On to Copenhagen: Major Business Groups Set Priorities for Climate Action

While building owners in Copenhagen find many ways to “go green,” governments face major challenges in crafting a global climate pact.
While building owners in Copenhagen find many ways to “go green,” governments face major challenges in crafting a global climate pact.

As the world enters the final stretch leading up to December’s UN Copenhagen summit meeting on climate change, representatives of major business groups from around the world met in Washington on September 21 and 22 to frame recommendations on long-term climate action and the role of business in curbing greenhouse gases.  Representatives of ten top leading business groups from six continents took part – including BusinessEurope, the Japan’s Nikkei Keidanren, the Confederation of Indian Industry, USCIB and the U.S. Chamber of Commerce, which hosted the event.

Following on an earlier February roundtable in Copenhagen, where business groups from diverse countries reached a degree of consensus that surprised even themselves, representatives exchanged views on the shape of a new international agreement on climate change, agreed on a number of shared fundamental objectives and sought to contribute to ongoing negotiations under the UN Framework Convention on Climate Change (UNFCCC) and the Major Economies Forum (MEF) on energy and climate.

The business groups emphasized the critical role of open trade to both economic recovery and dissemination of environmentally advanced technology.  The group also stressed the importance of economic development and competitiveness, financing, energy security and energy efficiency.  These will be conveyed to the MEF and developed further in future meetings.

According to Brian Flannery (ExxonMobil), co-chair of USCIB’s international energy policy working group, it is likely that, as the result of the Copenhagen summit, business will be charged with making major contributions to economic and technological capacity-building.  For that reason, a clearer and more formal role for business in the UNFCCC process is needed.  “The realities of the global marketplace and supply-chains will require economy-wide, multi-sectoral and inter-disciplinary evaluation of proposed policies,” he said.

Between now and the Copenhagen summit, governments are struggling to reach consensus on post-2012 commitments to greenhouse gas reductions, adaptation to the likely impact of climate change, and necessary technological and financing measures.   Some progress was made at the recent UN high-level meetings and a global leadership forum held in New York around the opening of the UN General Assembly (see USCIB statement).

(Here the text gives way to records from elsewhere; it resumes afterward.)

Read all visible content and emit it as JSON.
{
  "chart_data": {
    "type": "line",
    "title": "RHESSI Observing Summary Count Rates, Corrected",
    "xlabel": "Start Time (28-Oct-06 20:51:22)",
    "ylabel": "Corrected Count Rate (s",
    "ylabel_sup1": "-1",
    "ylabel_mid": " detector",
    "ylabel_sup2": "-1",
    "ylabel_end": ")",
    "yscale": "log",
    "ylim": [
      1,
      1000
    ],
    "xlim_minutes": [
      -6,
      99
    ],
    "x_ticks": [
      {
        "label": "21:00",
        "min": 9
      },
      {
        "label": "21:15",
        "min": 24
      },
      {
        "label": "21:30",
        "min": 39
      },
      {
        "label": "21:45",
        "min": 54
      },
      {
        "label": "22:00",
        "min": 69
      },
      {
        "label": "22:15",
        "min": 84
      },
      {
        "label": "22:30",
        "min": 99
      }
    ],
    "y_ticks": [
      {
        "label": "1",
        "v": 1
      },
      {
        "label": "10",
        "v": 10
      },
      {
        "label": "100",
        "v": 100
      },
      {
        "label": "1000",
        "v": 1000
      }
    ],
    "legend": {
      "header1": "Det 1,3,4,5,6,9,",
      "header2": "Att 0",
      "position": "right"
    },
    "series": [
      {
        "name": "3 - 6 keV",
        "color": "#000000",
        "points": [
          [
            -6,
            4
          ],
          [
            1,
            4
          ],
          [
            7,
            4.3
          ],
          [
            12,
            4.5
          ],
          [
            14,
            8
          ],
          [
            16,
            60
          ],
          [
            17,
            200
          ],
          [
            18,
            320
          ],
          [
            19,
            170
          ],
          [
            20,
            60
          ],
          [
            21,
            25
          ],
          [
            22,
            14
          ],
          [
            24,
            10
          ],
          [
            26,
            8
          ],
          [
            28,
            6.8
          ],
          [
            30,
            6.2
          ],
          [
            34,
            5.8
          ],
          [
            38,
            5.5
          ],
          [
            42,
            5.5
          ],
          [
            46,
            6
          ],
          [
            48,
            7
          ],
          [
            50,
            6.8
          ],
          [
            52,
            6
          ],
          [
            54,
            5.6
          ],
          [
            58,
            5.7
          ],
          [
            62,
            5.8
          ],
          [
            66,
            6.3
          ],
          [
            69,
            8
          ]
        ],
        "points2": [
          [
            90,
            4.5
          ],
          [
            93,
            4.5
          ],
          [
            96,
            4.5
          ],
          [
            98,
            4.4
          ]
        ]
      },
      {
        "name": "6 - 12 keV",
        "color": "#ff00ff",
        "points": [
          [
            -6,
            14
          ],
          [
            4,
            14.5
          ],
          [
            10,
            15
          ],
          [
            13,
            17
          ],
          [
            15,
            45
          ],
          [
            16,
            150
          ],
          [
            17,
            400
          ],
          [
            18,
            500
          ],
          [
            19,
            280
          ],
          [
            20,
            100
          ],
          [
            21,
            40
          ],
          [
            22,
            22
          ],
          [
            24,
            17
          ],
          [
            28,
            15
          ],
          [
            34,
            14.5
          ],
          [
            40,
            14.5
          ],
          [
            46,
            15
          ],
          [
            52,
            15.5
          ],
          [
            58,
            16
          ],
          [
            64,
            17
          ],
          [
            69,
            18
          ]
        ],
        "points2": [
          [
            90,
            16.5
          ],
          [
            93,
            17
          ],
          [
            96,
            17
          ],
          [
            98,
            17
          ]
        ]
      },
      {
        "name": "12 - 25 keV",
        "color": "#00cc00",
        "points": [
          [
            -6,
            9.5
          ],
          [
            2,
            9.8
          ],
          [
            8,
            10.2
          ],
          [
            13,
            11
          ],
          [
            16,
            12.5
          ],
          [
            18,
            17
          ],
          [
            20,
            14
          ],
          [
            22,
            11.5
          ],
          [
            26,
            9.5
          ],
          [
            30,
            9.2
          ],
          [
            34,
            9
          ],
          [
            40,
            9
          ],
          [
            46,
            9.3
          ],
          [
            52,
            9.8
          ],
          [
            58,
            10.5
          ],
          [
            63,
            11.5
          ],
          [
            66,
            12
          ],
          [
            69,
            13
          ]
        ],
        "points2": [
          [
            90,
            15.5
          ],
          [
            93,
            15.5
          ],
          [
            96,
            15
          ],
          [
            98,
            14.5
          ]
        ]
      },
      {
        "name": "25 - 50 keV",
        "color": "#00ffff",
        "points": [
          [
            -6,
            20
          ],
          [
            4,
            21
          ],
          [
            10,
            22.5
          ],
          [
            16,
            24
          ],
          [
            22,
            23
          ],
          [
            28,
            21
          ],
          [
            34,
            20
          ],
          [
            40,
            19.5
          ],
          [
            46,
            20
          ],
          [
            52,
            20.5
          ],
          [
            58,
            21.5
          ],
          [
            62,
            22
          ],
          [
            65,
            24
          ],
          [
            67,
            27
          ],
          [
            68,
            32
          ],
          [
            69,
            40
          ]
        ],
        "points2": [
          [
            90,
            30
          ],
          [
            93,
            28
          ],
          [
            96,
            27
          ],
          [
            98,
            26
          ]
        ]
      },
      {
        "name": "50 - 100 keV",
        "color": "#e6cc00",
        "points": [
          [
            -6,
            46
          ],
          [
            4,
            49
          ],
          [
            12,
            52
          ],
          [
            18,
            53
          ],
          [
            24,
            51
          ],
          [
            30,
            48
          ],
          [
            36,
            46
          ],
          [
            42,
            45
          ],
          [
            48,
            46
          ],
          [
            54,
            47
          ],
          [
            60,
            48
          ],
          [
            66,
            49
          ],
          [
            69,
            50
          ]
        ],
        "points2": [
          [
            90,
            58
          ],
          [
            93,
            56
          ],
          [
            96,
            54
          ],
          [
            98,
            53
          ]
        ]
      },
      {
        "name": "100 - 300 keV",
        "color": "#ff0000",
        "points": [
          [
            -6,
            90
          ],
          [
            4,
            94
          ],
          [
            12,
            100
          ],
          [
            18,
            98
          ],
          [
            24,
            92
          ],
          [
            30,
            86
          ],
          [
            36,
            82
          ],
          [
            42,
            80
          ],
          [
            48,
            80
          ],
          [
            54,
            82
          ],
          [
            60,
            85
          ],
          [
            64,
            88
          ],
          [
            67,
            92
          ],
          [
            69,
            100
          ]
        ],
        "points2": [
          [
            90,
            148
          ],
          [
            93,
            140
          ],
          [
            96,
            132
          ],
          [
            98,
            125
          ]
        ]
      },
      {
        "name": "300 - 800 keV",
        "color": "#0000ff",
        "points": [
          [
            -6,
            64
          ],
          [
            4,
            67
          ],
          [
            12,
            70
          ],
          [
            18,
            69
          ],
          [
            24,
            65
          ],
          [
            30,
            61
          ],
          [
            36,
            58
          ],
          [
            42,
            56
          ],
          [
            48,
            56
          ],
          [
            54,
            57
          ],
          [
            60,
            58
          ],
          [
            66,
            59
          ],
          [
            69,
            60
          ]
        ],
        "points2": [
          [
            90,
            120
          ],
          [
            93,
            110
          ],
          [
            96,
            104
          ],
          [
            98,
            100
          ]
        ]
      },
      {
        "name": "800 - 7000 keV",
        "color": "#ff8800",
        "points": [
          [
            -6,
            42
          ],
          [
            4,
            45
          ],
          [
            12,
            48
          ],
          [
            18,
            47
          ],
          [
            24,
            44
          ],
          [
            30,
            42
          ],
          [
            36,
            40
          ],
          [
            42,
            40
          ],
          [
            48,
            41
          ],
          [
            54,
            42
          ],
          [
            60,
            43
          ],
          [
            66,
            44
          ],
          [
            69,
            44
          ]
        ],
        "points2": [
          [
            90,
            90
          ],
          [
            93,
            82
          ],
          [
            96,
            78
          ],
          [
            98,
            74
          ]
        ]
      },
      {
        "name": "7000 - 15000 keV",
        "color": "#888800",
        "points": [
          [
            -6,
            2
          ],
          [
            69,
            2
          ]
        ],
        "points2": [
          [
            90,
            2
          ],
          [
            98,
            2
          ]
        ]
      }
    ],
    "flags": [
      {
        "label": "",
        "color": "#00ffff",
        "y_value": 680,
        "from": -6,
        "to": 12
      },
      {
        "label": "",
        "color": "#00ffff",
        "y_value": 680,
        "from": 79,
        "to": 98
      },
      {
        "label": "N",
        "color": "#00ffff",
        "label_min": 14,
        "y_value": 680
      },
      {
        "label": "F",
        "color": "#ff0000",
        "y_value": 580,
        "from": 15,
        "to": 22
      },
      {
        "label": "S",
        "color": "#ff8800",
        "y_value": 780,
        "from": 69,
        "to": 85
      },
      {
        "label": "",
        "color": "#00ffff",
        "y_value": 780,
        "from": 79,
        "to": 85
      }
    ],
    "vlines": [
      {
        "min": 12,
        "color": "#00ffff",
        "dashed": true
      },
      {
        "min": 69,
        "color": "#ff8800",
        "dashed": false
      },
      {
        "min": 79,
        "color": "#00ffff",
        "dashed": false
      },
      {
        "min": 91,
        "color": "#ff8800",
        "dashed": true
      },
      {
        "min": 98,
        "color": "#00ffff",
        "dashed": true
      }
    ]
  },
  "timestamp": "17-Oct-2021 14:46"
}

USCIB, working with the International Chamber of Commerce as the main business and industry focal-point for the UNFCCC negotiations, has represented its members’ interests in the process since 1993, and attended the UN leadership forum in New York.

According to Norine Kennedy, USCIB’s vice president for environment and energy, the UN meeting in Copenhagen “should be viewed not as a finish line, but as a starting point,” the beginning of what she said will likely be a “long discussion about the details of post-2012 action.” USCIB will be covering the remaining negotiations in Bangkok and Barcelona, as well as in Copenhagen.